Market entry: Swiss businesses find internationalisation challenging when it comes to India given that it is a country of many different nuances. The Innosuisse camp helps them understand the business culture, analyse the market, strategize go-to-market approaches and build business models based on potential customer feedback.
A two-step entry process via market validation and entry camps is offered. This helps businesses understand what it would take to enter India as a market via the validation camp and make a go or no-go decision. An entry camp accelerates growth by putting a start-up in front of first potential customers and partners and assists it in acquiring or hiring the right skills on the ground.
Network: Tailored individual support is provided. This includes connections for knowledge exchange and potential first customers or partners that are relevant for the start-up business.
Product validation: The incredible diversity, market size and business approaches in India are both a challenge and an opportunity. Whether it is a test market for novel technologies, a tech co-developer or a market itself, India has something to offer to start-ups looking to explore a new market. However, no business entity can airdrop solutions and hope for similar results across all markets - understanding local conditions is a must. Swissnex in India is a trusted partner with a deep understanding of the country’s market. Since 2013, over 60 Swiss start-ups have been mentored through different programmes that explore market discovery, market validation and market entry in India.

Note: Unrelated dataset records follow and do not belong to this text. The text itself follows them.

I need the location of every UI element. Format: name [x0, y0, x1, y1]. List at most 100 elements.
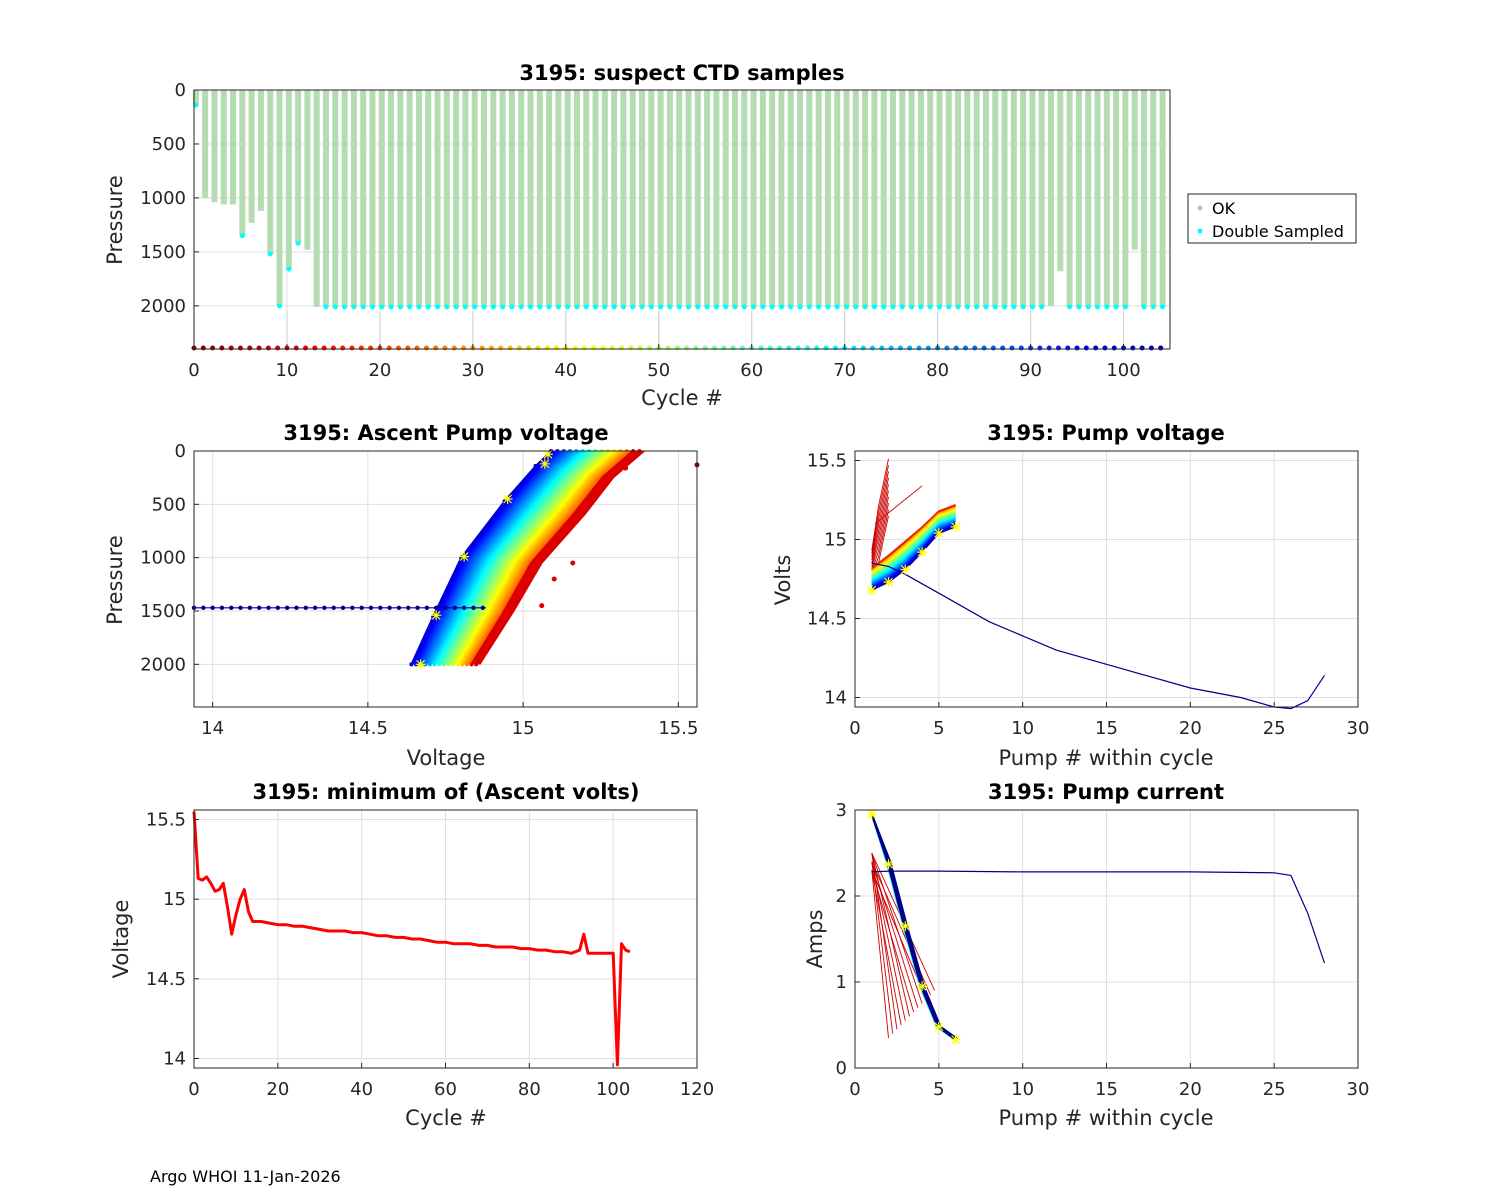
pumpv-red-cycle [871, 477, 889, 561]
ctd-profile-bar [769, 90, 776, 307]
ctd-cycle-marker [349, 345, 355, 351]
ctd-profile-bar [555, 90, 562, 307]
pumpv-ytick-label: 15 [824, 529, 847, 550]
ascent-ytick-label: 1000 [140, 548, 186, 569]
ctd-cycle-marker [981, 345, 987, 351]
ctd-double-sampled-point [1141, 304, 1147, 310]
ascent-profile-line [446, 450, 601, 665]
ctd-double-sampled-point [407, 304, 413, 310]
ascent-xtick-label: 14 [201, 718, 224, 739]
ctd-ytick-label: 1500 [140, 242, 186, 263]
ascent-profile-line [468, 450, 631, 665]
ctd-profile-bar [397, 90, 404, 307]
ascent-yellow-marker [431, 610, 442, 621]
ctd-cycle-marker [423, 345, 429, 351]
pumpi-lines [866, 809, 1326, 1045]
ascent-horizontal-point [396, 605, 402, 610]
ctd-cycle-marker [414, 345, 420, 351]
ascent-xtick-label: 15 [512, 718, 535, 739]
ctd-cycle-marker [1130, 345, 1136, 351]
ctd-profile-bar [778, 90, 785, 307]
ascent-profile-line [454, 450, 612, 665]
ascent-yellow-marker [502, 494, 513, 504]
ctd-double-sampled-point [788, 304, 794, 310]
ctd-double-sampled-point [890, 304, 896, 310]
ctd-profile-bar [1094, 90, 1101, 307]
ascent-horizontal-point [359, 605, 364, 610]
ctd-profile-bar [787, 90, 794, 307]
ctd-double-sampled-point [444, 304, 450, 310]
ctd-xtick-label: 40 [554, 360, 577, 381]
ctd-double-sampled-point [611, 304, 617, 310]
ctd-double-sampled-point [351, 304, 357, 310]
ctd-profile-bar [1140, 90, 1147, 307]
ascent-profile-point [409, 662, 414, 667]
pumpv-ytick-label: 15.5 [807, 450, 847, 471]
legend-double-label: Double Sampled [1212, 222, 1344, 241]
ctd-profile-bar [620, 90, 627, 307]
ctd-cycle-marker [637, 345, 643, 351]
ascent-horizontal-point [443, 605, 448, 610]
ascent-profile-line [465, 450, 626, 665]
ascent-xlabel: Voltage [407, 746, 486, 770]
minv-ytick-label: 14.5 [146, 969, 186, 990]
ctd-xtick-label: 30 [461, 360, 484, 381]
ctd-profile-bar [815, 90, 822, 307]
ctd-cycle-marker [879, 345, 885, 351]
ctd-double-sampled-point [1160, 304, 1166, 310]
ctd-profile-bar [499, 90, 506, 307]
ascent-horizontal-point [433, 605, 439, 610]
ctd-profile-bar [239, 90, 246, 236]
ctd-xtick-label: 80 [926, 360, 949, 381]
ctd-cycle-marker [619, 345, 625, 351]
ascent-ylabel: Pressure [103, 535, 127, 625]
ascent-profile-line [461, 450, 622, 665]
ctd-profile-bar [220, 90, 227, 205]
ctd-cycle-marker [628, 345, 634, 351]
ctd-cycle-marker [990, 345, 996, 351]
ctd-profile-bar [508, 90, 515, 307]
minv-ytick-label: 15 [163, 889, 186, 910]
ctd-profile-bar [369, 90, 376, 307]
ctd-double-sampled-point [936, 304, 942, 310]
pumpi-xtick-label: 30 [1347, 1079, 1370, 1100]
ascent-panel: 3195: Ascent Pump voltage 14 14.5 15 15.5 0… [103, 421, 700, 770]
ctd-profile-bar [295, 90, 302, 244]
ctd-xtick-label: 50 [647, 360, 670, 381]
pumpv-yellow-marker [883, 577, 894, 588]
ctd-cycle-marker [247, 345, 253, 351]
ascent-profile-line [425, 450, 573, 665]
ctd-cycle-marker [609, 345, 615, 351]
ctd-cycle-marker [535, 345, 541, 351]
pumpi-ytick-label: 3 [836, 800, 847, 821]
ctd-cycle-marker [1111, 345, 1117, 351]
ascent-ytick-label: 1500 [140, 601, 186, 622]
ascent-horizontal-point [406, 605, 411, 610]
ctd-double-sampled-point [369, 304, 375, 310]
ctd-profile-bar [527, 90, 534, 307]
ctd-cycle-marker [600, 345, 606, 351]
ctd-profile-bar [313, 90, 320, 307]
ctd-profile-bar [936, 90, 943, 307]
ctd-profile-bar [843, 90, 850, 307]
ctd-xtick-label: 0 [188, 360, 199, 381]
ctd-profile-bar [992, 90, 999, 307]
ctd-double-sampled-point [927, 304, 933, 310]
ctd-profile-bar [341, 90, 348, 307]
ascent-profile-point [502, 499, 507, 504]
ctd-cycle-marker [730, 345, 736, 351]
ctd-profile-bar [1159, 90, 1166, 307]
ctd-double-sampled-point [676, 304, 682, 310]
ctd-cycle-marker [591, 345, 597, 351]
pump-current-panel: 3195: Pump current 0 5 10 15 20 25 30 0 1 2 3 Pum… [803, 780, 1369, 1130]
pumpv-cycle-line [871, 526, 956, 591]
ctd-profile-bar [471, 90, 478, 307]
ascent-profile-line [431, 450, 581, 665]
minv-xtick-label: 0 [188, 1079, 199, 1100]
ctd-cycle-marker [823, 345, 829, 351]
ctd-double-sampled-point [1113, 304, 1119, 310]
ctd-double-sampled-point [1029, 304, 1035, 310]
ctd-double-sampled-point [193, 102, 199, 108]
ctd-axes-frame [193, 89, 1171, 350]
ctd-double-sampled-point [425, 304, 431, 310]
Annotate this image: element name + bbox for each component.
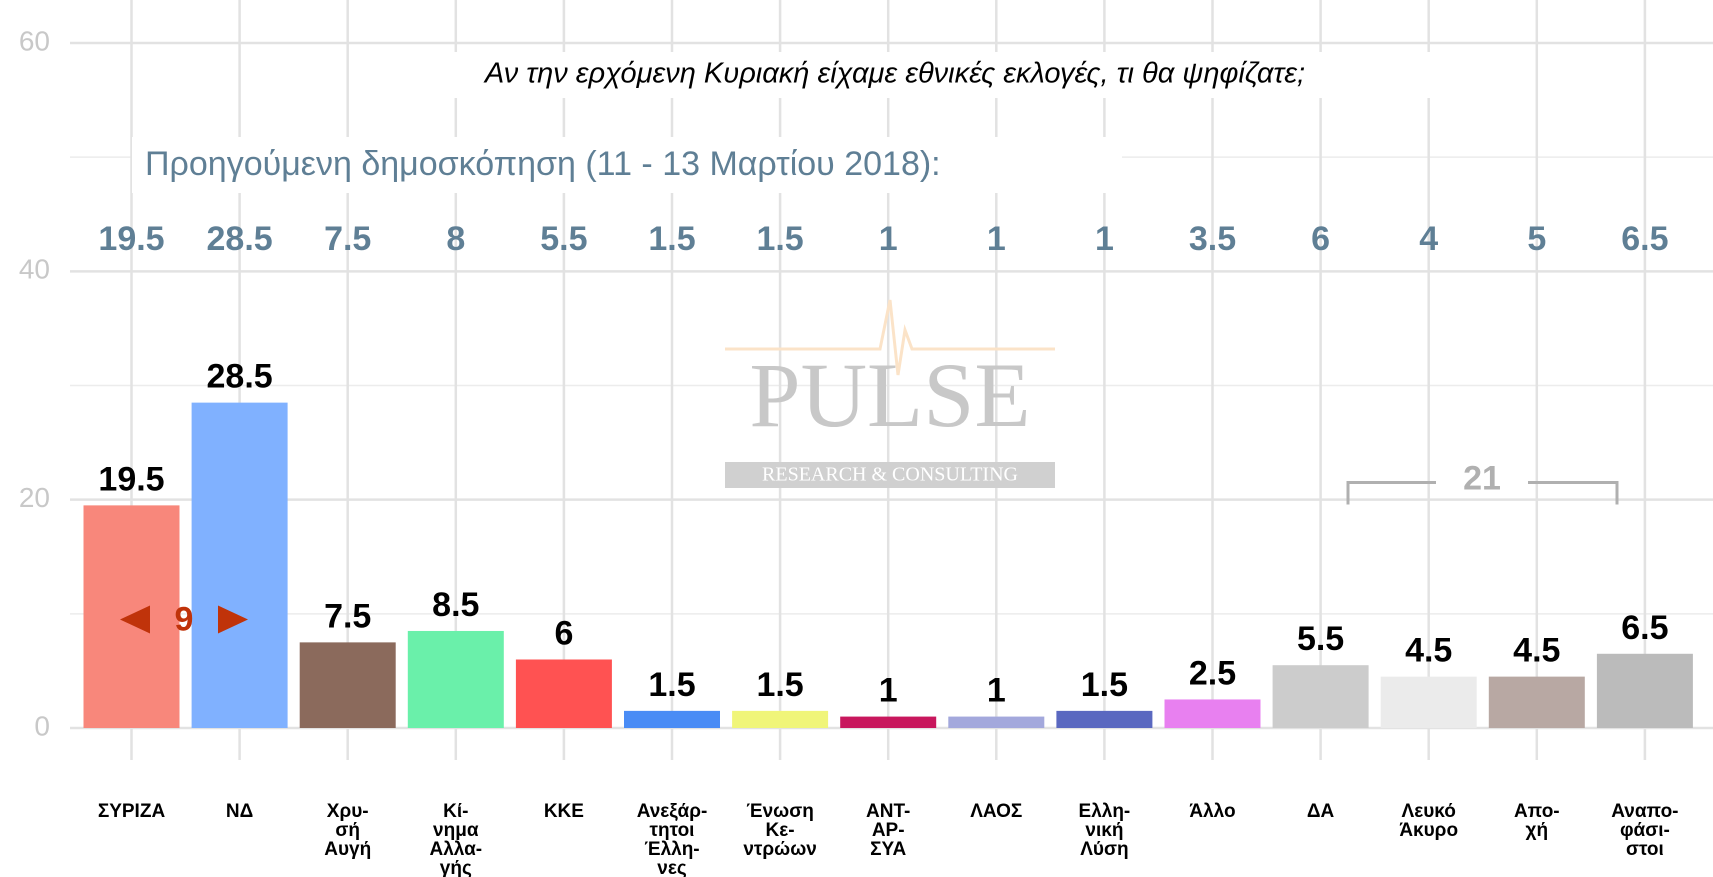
previous-value: 1 [1095, 220, 1114, 258]
watermark-band [725, 462, 1055, 488]
data-label: 1 [987, 672, 1006, 710]
previous-value: 4 [1419, 220, 1438, 258]
previous-value: 7.5 [324, 220, 371, 258]
gap-arrow-right [218, 605, 248, 634]
previous-value: 1.5 [648, 220, 695, 258]
data-label: 1.5 [1081, 666, 1128, 704]
data-label: 19.5 [98, 460, 164, 498]
x-tick-label: Αναπο-φάσι-στοι [1611, 801, 1678, 860]
previous-value: 5.5 [540, 220, 587, 258]
data-label: 28.5 [207, 358, 273, 396]
previous-value: 1 [987, 220, 1006, 258]
previous-value: 1.5 [756, 220, 803, 258]
watermark-name: PULSE [749, 344, 1030, 446]
data-label: 2.5 [1189, 654, 1236, 692]
x-tick-label: Ένωση Κε-ντρώων [743, 801, 816, 860]
previous-label: Προηγούμενη δημοσκόπηση (11 - 13 Μαρτίου… [145, 145, 941, 183]
data-label: 1 [879, 672, 898, 710]
bar [299, 642, 396, 728]
x-tick-label: Κί-νημα Αλλα-γής [429, 801, 482, 877]
data-label: 4.5 [1513, 632, 1560, 670]
bar [1488, 676, 1585, 728]
x-tick-label: ΛΑΟΣ [970, 801, 1022, 822]
x-tick-label: ΝΔ [226, 801, 253, 822]
x-tick-label: Ανεξάρ-τητοι Έλλη-νες [637, 801, 708, 877]
bracket-label: 21 [1463, 460, 1501, 498]
y-tick-label: 60 [19, 25, 50, 56]
gap-arrow-left [120, 605, 150, 634]
previous-value: 3.5 [1189, 220, 1236, 258]
bar [948, 716, 1045, 728]
gap-label: 9 [175, 601, 194, 639]
bar [1596, 653, 1693, 728]
bar [515, 659, 612, 728]
data-label: 6.5 [1621, 609, 1668, 647]
data-label: 1.5 [756, 666, 803, 704]
bar [1056, 710, 1153, 728]
data-label: 8.5 [432, 586, 479, 624]
previous-value: 6.5 [1621, 220, 1668, 258]
grid [70, 0, 1713, 760]
x-tick-label: Λευκό Άκυρο [1399, 801, 1458, 841]
x-tick-label: Χρυ-σή Αυγή [324, 801, 371, 860]
y-tick-label: 20 [19, 482, 50, 513]
previous-value: 19.5 [98, 220, 164, 258]
previous-value: 5 [1527, 220, 1546, 258]
x-tick-label: Ελλη-νική Λύση [1079, 801, 1131, 860]
bar [840, 716, 937, 728]
data-label: 1.5 [648, 666, 695, 704]
bar [191, 402, 288, 728]
subtitle-bg [132, 137, 1122, 193]
previous-value: 6 [1311, 220, 1330, 258]
watermark-sub: RESEARCH & CONSULTING [762, 464, 1018, 486]
x-tick-label: ΚΚΕ [544, 801, 584, 822]
previous-value: 28.5 [207, 220, 273, 258]
data-label: 6 [554, 614, 573, 652]
x-tick-label: Απο-χή [1514, 801, 1560, 841]
x-tick-label: ΑΝΤ-ΑΡ-ΣΥΑ [866, 801, 910, 860]
bar [1272, 665, 1369, 728]
data-label: 5.5 [1297, 620, 1344, 658]
bar [732, 710, 829, 728]
bar [1380, 676, 1477, 728]
previous-value: 8 [446, 220, 465, 258]
y-tick-label: 40 [19, 254, 50, 285]
y-tick-label: 0 [34, 710, 50, 741]
watermark-pulse-line [725, 299, 1055, 376]
data-label: 4.5 [1405, 632, 1452, 670]
x-tick-label: ΣΥΡΙΖΑ [98, 801, 166, 822]
bracket [1346, 481, 1619, 505]
x-tick-label: ΔΑ [1307, 801, 1335, 822]
plot: 0 20 40 60 19.5 19.5 ΣΥΡΙΖΑ 28.5 28.5 ΝΔ 7.5 7.5 Χρυ… [19, 25, 1693, 877]
data-label: 7.5 [324, 597, 371, 635]
x-tick-label: Άλλο [1189, 801, 1235, 822]
bar [624, 710, 720, 728]
bar [407, 630, 504, 728]
watermark: PULSE RESEARCH & CONSULTING [725, 299, 1055, 488]
previous-value: 1 [879, 220, 898, 258]
bar [1164, 699, 1261, 728]
chart-title: Αν την ερχόμενη Κυριακή είχαμε εθνικές ε… [483, 58, 1305, 90]
title-bg [355, 52, 1435, 98]
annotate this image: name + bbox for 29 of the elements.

Follow-up: Long term vision and relationships are essential for businesses to succeed. Swissnex in India helps cement relationships after the camp ends.
Why expand into India?
India is an attractive country for Swiss start-ups for several reasons. Cost structures are affordable, globally sought English speaking talent is available and the market is huge. With 1.4 billion people, India is about to become the most populated country in the world. This large population has led to Indian companies to focus on consumer-led problems while the Swiss focus on deep tech problems. This complementary system works.
Numerous international corporates have chosen to make their India offices centres of excellence. The meticulous planning, monitoring and innovative business strategies needed to succeed in India have provided templates to replicate success in other countries too!
What is the Indian market like?
Swiss start-ups can expect an inclusive, informal and dynamic entrepreneurial ecosystem. Business partnerships run on trust, cost effectiveness and reliability. The ingredients to achieve this are patient capital, an on-the-ground presence, long-term vision and relationships that take time to build.
What is the state of innovation?
In a few years, India has gone from being a centre for outsourcing services to a country that is flourishing as it grows its research and development (R&D) sector. There are more than 125 R&D centres in fields such as engineering, computer science, basic and applied sciences, and aerospace. India and Bangalore are excellent locations to collaborate with companies active in fields as varied as ICT, medical technology, clean technology, design, biotech, healthcare and gastronomy, just to name a few.
How easy is it to find qualified employees and partners?
India offers a vast talent pool of skilled employees with significant cost advantages. The higher education system boasts over 700 universities and 35,000 colleges. 13 management institutes and 17 technology institutes there are among the top 100 management and engineering institutes in the world.
The start-up ecosystem is very inclusive. Start-ups are surrounded by investors and mentors and encouraged by incubators, accelerators and venture capitalists, all willing to share their knowledge and provide support. They can also take part in support groups and co-working spaces. This favourable environment allows international companies to target foreign markets.
What are the advantages of India?
India is a very large market with an urban middle class that has growing purchasing power. The country is full of English-speaking talent. The metropolitan cities of Bangalore, Delhi and Mumbai are globally connected and ranked in the top 50 start-up ecosystems globally. India continues to rank first in ICT services exports and holds top rankings in other indicators. These include venture capital recipients’ value (at 6th), finance for start-ups and scale-ups (at 8th), graduates in science and engineering (at 11th), labour productivity growth (at 12th) and domestic industry diversification (at 14th), according to the Global Innovation Index 2022.
What are the challenges?
The Indian market has many layers, levels and segments. It is therefore crucial to spend time building relationships and take an open approach to India and its people. If an international organisation successfully enters this market, it can use this knowledge and experience to build and manage companies around the world.